Le travail humain derrière les systèmes d’IA a suscité beaucoup de discussions. Celles-ci se concentrent souvent sur la labellisation de contenu : une étape vitale pour l’entraînement des modèles, qui leur permet de « reconnaître » les objets (comme de savoir si une image représente bien un chien). Cependant, la journaliste Varsha Bansal met en lumière un autre rôle beaucoup moins connu : celui de « modérateur d’IA » au sein de Google Gemini, dans un article paru la semaine dernière dans The Guardian.
À première vue, nous associons la modération aux réseaux sociaux plutôt qu’à l’IA. Bien sûr, le travail de modération chez Gemini n’est pas le même que sur Instagram. Ici, les travailleurs évaluent et filtrent les productions des chatbots, plutôt que celles des utilisateurs. Bansal relate notamment les témoignages de Rachael Sawyer et Rebecca Jackson-Artis, deux écrivaines américaines employées à distance par le sous-traitant GlobalLogic, elle-même une filiale de Hitachi.

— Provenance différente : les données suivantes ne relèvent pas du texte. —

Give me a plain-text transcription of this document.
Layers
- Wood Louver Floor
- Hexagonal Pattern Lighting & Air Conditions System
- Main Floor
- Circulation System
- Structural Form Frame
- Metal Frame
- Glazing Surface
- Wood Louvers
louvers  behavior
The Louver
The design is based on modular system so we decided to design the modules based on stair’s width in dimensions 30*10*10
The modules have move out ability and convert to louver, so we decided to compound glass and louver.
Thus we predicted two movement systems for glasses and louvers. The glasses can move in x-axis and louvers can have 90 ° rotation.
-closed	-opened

Sawyer et Jackson-Artis décrivent leurs tâches quotidiennes : vérification des faits, notation des réponses de l’IA et enregistrement direct des informations dans le modèle Gemini. Même si, officiellement, leur travail n’était pas soumis à des délais stricts, elles se sont rapidement retrouvées sous pression et encouragées à prendre des raccourcis – « ne vous inquiétez pas de ce que vous mettez ». Sans la possibilité de poser certaines questions pour lesquelles elles ne se sentaient pas compétentes, Jackson-Artis a même dû renseigner des détails sur les options de chimiothérapie pour le cancer de la vessie, une demande qui l’a profondément marquée.
Le manque total de transparence quant au rôle des modérateurs et à leurs qualifications est particulièrement préoccupant, surtout à l’heure où les outils d’IA sont progressivement intégrés aux moteurs de recherche. Il est pourtant bien établi que les réponses de ces systèmes sont souvent prises au pied de la lettre, malgré l’absence d’une évaluation humaine de leur compétence et de la fiabilité des contenus qu’ils génèrent. En réalité, les réponses ne s’appuient pas seulement sur des sources « fiables », comme des liens vers des sites web légitimes qui sont souvent affichés à côté des réponses des chatbots. À la place, elles peuvent être le fruit d’informations saisies par une personne moins informée que l’utilisateur lui-même, ou d’une hallucination.
Cet exemple souligne l’ampleur du travail humain qui se cache derrière la façade de l’IA. Mais en rendant ce travail opaque, on obscurcit également les sources d’information fiables.